# Paint



## VTEC_THIS (Oct 5, 2002)

It was very simple for me to chose a color when I bought my Spec V!!!!

WHITE!!!!!!!!!!!!!

Here's why!!!!

I have seen a lot of RED and BLACK B14's that have beyond faded paint. Sure they are a couple of years old but, I have seen white B13's that have better paint than some B15's.

1ST: Think of location. I live in AZ where temps can reach 121 degrees F. So White is the ideal color.
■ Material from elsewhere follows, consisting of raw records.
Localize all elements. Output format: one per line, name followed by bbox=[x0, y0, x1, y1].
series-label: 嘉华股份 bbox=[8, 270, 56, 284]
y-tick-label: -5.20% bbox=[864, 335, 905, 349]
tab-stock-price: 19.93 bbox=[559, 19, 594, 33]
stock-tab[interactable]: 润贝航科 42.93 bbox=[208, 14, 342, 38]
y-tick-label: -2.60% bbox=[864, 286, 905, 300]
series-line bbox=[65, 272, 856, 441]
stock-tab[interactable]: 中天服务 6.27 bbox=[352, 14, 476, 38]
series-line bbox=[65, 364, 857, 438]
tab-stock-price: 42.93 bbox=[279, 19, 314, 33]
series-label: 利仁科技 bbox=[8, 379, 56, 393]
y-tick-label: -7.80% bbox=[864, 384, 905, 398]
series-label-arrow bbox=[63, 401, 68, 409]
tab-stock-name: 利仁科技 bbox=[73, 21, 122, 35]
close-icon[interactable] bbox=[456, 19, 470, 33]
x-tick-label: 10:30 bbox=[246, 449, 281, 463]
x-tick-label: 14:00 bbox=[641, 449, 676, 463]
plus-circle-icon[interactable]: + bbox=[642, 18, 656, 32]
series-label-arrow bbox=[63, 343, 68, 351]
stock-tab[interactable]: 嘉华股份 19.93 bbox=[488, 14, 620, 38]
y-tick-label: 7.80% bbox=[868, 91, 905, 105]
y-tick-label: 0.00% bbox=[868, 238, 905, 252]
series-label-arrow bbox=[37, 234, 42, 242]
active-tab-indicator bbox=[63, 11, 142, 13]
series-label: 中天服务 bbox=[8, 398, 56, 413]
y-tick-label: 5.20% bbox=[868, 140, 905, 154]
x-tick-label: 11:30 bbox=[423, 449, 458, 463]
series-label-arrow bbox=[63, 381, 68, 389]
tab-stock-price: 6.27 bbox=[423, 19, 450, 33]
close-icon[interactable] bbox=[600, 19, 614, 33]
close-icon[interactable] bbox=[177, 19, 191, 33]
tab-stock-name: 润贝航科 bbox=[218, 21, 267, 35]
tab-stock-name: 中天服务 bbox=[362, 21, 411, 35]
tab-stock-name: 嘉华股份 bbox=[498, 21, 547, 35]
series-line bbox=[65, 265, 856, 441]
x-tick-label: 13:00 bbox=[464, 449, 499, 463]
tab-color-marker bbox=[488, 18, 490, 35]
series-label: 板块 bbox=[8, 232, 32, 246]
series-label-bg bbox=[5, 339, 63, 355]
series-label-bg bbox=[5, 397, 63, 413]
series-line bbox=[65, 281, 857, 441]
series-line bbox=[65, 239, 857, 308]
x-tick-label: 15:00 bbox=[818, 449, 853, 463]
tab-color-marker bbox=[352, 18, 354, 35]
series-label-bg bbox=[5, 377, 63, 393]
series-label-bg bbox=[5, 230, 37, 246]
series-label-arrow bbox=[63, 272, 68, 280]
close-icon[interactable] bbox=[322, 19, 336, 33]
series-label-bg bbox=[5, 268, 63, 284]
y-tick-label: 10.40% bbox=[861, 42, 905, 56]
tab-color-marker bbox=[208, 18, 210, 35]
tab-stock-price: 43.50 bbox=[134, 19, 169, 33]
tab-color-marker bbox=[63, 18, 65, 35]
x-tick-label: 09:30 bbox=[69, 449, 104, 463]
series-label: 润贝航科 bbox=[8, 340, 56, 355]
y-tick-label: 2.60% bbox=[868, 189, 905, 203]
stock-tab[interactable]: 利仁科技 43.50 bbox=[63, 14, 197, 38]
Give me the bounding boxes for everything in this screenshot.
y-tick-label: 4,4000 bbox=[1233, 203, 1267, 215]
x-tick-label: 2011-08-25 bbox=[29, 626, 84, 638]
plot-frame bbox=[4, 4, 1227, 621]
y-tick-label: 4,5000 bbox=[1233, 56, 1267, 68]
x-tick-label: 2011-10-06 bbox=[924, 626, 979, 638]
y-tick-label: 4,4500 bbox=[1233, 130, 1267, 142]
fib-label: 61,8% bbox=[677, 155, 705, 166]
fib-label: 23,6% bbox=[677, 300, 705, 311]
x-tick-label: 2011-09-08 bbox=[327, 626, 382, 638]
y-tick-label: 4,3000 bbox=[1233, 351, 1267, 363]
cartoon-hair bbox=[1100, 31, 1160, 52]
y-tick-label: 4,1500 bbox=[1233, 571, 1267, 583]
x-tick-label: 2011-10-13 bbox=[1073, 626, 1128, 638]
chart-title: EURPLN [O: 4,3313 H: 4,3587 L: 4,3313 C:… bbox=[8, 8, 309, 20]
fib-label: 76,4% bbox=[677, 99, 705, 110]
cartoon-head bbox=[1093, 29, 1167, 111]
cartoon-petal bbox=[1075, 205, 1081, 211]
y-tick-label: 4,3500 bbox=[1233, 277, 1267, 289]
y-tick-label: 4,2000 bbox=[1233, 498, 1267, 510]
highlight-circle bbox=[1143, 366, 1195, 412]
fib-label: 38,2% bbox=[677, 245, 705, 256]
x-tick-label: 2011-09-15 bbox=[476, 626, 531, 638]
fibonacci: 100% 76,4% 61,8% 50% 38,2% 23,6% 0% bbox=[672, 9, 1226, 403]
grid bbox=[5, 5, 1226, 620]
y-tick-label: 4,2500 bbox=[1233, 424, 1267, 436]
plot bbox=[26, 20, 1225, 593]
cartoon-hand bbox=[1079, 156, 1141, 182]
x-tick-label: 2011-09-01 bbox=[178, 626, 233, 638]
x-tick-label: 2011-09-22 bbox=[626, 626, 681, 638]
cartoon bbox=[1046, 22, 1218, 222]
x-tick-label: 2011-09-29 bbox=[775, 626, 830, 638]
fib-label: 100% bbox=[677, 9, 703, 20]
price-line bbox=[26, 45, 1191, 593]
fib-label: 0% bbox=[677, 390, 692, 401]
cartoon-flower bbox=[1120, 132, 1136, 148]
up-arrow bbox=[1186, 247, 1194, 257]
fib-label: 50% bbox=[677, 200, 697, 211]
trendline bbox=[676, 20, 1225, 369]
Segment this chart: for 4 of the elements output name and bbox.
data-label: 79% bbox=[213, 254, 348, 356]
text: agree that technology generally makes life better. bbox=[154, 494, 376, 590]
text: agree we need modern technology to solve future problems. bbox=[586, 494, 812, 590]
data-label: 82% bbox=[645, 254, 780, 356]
2ND: Proven Fact!!!! Paint with metallic flakes (Or for the girlies) paint with sparkles lasts longer!!! Such as the silver colored Spec V

3RD: Don't go like an entire month without washing your car!
I wash my car every week! People think that's a waste of water but, I am still gonna be happy 10 years from now when my car looks like it came out of the showroom!!!

I hope this helps!!!!


----------



## snkee200sx (Aug 22, 2002)

VTEC_THIS said:


> *It was very simple for me to chose a color when I bought my Spec V!!!!
> 
> WHITE!!!!!!!!!!!!! *


these are the same reasons that i chose a white 200sx. i love the way that the car looks when it's freshly washed and waxed. but the only problem with a white car is that it gets dirty too fast. other than that it is the ideal color for a car.


----------



## sr20 805 (Oct 7, 2002)

i think either white or silver would be an ideal color for a car because white is a clean finish and all but everything is noticeable on the car like dirt, scratches and so forth and on a silver car its less noticeable and still looks very clean, and black is very tight since its so stealth looking with tinted windows and all. but with black paint you have to be careful or else youll get those little scratches when washing your car and they are very annoying!


----------



## Scott (Apr 15, 2002)

I had a silver car that I repainted gray, and they're both good colors that hide dirt and splash marks easily. I've also had white which tends to show more dirt, but I agree, it looks good.


----------



## snkee200sx (Aug 22, 2002)

yeah i hate it when the roads are wet and the road grime get on my freshly waxed white 200sx. i also agree that silver is a good color as well as black.


----------



## Guest (Oct 10, 2002)

I came out of a Black vehicle - swirl marks were unbelieveable after only 2 yrs, and that's with amazing maintenance - ang got into my silver spec v. Amazing difference. I notice every spec of dirt but overall from a distance you can't even see it sometimes. 

One thing about Nissans paint overall though is that it's crap. One quick shot of paint and one quick clearcoat. I've had bugs take chips out of mine already. Not impressive.


----------



## Mr SEntra (Oct 7, 2002)

Gotta love white on a B15.


----------